For him, taking drags from a cigarette "was a very enjoyable thing to do. It was relaxing. I smoked long and heavily. I really hungered for cigarettes."

When the first Surgeon General's Report on Smoking and Health came out in 1964, "it became obvious that there was something bad about the stuff," Dr. Kistner said. "But the horrible extent of it and its far-reaching effects that we now know really well were just becoming fact. Ultimately, I was faced with [the notion that], 'this is something I really enjoy but it's not pleasing to other people and it's not good for me.' It's something I had to get rid of because I began to preach to people that they shouldn't be smoking and then I'd be reaching for a cigarette. It was incompatible."

His two young daughters also gave him flak about his habit. "Fortunately, they did not take up smoking," he said. "They were turned off by the smell of it and the dirty ashtrays."

Dr. Kistner gradually weaned himself from cigarette use in the late 1970s. First, he chose to not smoke during his workday when he was around patients. Next, he decided he wouldn't smoke at work or at home. Then, he lit up only when he left Hawaii on business travel.

In the end, he appointed Jan. 1, 1982, as his cold turkey quit date. He has not smoked since.

"For some reason, my mind was made up enough that I didn't smoke and it did not make any difference," he said. "It was a conviction. From that point on, for 6 months or 6 years, I'd walk around where somebody was smoking and just smell it. But I had no desire to pick one up."

He went on to note that physicians who currently smoke are "not only hurting themselves, but they're hurting their environment—not just by smoking but by giving the example of smoking. It's very much against the [medical] profession."

From Basketball to Cigarettes

Smoking was commonplace in Dr. Richard D. Hurt's hometown of Murray, Ky., in the early 1960s. He picked up smoking after dropping his basketball scholarship at Murray State University.

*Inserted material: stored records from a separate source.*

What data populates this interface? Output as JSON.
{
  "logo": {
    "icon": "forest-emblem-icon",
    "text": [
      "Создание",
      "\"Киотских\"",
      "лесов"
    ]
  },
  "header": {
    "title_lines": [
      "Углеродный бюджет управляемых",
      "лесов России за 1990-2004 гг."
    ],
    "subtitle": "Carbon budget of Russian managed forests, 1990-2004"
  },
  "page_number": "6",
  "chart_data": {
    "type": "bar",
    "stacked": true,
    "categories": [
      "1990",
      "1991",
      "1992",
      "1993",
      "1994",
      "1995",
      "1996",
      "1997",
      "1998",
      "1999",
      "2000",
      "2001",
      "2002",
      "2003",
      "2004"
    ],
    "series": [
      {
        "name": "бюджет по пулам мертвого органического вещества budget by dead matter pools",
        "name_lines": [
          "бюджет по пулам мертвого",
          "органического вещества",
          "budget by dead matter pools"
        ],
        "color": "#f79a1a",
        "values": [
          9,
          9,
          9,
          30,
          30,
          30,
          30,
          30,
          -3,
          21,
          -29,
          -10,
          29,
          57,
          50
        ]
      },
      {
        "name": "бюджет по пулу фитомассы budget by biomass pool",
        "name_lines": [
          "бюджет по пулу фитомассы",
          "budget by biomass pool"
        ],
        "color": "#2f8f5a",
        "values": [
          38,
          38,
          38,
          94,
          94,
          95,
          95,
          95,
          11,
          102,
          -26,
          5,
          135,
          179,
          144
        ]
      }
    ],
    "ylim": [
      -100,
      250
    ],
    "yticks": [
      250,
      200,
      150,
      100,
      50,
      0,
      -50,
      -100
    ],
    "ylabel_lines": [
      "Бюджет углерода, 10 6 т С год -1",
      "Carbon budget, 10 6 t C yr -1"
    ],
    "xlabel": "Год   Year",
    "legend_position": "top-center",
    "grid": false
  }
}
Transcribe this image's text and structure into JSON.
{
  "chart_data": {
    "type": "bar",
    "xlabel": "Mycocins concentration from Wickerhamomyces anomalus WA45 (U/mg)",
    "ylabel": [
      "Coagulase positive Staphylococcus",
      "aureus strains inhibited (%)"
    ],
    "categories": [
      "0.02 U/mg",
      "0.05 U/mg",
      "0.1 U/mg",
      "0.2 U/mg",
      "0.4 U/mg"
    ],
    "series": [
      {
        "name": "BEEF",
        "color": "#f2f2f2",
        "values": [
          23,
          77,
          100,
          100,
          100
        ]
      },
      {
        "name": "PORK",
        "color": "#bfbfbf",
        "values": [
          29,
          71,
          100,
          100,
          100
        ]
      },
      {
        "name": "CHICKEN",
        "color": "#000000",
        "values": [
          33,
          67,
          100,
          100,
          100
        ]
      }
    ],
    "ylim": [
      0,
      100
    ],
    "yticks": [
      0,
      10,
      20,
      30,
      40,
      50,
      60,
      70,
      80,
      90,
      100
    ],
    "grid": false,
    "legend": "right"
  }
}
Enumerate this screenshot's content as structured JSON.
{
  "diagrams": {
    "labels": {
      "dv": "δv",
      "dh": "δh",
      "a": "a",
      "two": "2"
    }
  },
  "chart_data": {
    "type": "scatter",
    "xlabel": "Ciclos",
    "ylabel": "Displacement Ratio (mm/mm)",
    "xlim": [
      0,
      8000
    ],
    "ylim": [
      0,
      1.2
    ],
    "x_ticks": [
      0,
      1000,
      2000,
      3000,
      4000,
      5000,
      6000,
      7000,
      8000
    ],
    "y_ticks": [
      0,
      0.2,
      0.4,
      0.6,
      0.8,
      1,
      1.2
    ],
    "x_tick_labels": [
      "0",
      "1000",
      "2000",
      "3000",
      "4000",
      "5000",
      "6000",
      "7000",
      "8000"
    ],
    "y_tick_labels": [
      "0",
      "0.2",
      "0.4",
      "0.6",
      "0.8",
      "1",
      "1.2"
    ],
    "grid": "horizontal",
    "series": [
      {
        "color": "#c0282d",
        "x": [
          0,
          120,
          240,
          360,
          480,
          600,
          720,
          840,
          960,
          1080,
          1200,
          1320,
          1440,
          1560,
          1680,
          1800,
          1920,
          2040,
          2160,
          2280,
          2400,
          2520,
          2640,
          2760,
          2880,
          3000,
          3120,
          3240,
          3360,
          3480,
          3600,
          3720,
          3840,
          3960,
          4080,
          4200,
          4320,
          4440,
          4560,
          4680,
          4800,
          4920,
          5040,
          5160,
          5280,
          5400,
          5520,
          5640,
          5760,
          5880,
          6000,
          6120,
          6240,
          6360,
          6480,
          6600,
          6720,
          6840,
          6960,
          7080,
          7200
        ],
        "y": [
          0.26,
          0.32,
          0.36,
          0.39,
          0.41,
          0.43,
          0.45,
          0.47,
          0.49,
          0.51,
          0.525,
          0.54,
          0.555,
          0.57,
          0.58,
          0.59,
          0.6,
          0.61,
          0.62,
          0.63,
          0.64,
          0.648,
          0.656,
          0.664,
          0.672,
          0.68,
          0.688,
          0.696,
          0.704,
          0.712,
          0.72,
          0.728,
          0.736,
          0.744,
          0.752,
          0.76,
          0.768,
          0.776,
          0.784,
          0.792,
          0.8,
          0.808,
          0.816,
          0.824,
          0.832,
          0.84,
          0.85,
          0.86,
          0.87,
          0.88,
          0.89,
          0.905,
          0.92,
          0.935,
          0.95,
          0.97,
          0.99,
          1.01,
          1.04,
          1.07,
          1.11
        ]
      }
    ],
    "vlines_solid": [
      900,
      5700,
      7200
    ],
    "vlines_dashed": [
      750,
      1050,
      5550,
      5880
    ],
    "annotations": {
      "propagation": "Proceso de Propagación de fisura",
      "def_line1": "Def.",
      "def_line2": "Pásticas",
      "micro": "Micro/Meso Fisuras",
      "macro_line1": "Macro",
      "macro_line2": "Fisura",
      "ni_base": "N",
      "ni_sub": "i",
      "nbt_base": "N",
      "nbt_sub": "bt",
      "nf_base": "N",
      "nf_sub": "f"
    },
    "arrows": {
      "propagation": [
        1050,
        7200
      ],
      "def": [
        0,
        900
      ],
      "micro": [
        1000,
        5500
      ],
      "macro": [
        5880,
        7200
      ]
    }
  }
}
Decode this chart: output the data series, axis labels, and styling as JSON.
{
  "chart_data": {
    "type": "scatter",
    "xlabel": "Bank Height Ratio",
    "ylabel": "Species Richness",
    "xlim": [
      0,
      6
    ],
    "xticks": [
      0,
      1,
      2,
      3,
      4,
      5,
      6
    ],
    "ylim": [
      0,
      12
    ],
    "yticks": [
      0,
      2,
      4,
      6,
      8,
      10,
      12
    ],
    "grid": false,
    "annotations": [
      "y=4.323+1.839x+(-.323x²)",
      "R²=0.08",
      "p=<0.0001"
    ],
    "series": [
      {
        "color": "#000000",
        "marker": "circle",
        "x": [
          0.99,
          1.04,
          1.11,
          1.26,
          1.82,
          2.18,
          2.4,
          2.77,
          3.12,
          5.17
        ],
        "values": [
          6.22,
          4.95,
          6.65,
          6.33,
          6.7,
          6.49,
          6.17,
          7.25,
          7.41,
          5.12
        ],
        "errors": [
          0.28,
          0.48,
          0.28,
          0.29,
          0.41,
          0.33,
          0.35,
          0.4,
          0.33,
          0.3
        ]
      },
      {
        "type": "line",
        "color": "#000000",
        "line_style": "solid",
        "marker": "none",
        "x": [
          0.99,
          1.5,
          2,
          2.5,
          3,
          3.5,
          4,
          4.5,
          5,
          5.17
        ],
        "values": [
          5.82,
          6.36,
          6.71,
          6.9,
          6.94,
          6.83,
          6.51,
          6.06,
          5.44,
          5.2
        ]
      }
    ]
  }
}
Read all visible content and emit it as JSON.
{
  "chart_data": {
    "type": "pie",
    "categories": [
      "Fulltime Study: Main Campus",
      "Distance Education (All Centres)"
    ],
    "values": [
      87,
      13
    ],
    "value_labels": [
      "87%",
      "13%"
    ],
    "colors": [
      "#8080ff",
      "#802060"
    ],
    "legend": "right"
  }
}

"After my first year of college, it was obvious that I was going to have to do something else to make a living besides play basketball," recalled Dr. Hurt, an internist who directs the nicotine dependence center at the Mayo Clinic, Rochester, Minn. "So I dropped my scholarship, joined a fraternity, and started drinking and smoking like what I thought everyone else did at the time."

He described himself as a heavy smoker from the get-go, puffing three packs a day through the rest of college, medical school, an internship, 2 years in the Army, and his residency.

Like many other smokers, Dr. Hurt spent years trying to quit; sometimes for as little as 30 minutes, other times for as long as a week.

One day his wife, who also smoked, phoned him at work to tell him she had signed them up to attend a smokers' clinic at Rochester Methodist Hospital. "Had it not been for her calling me that day, I don't think I would have ever stopped smoking," he said. "More than that, I would probably not be here today. She was the motivation."

The group support there "made it so I was able to focus attention on me and what I was doing," Dr. Hurt said. "There was no pharmacotherapy at that time. I was focusing my energy and attention in a way I had never done before."

For him, the hardest part was the constant urges to smoke. "I took it in time increments that were manageable," he said. "I knew I could stop smoking for an hour, but I wasn't sure about 2 hours."

After a group session on Nov. 22, 1975, he drove home and quit smoking for good.

"There's an old adage in the alcoholism treatment world: Take it 1 day at a time," he said. "Some people take it in smaller increments than that. I certainly did [in] the beginning. The urges to smoke can be very powerful and intense, but they don't last very long."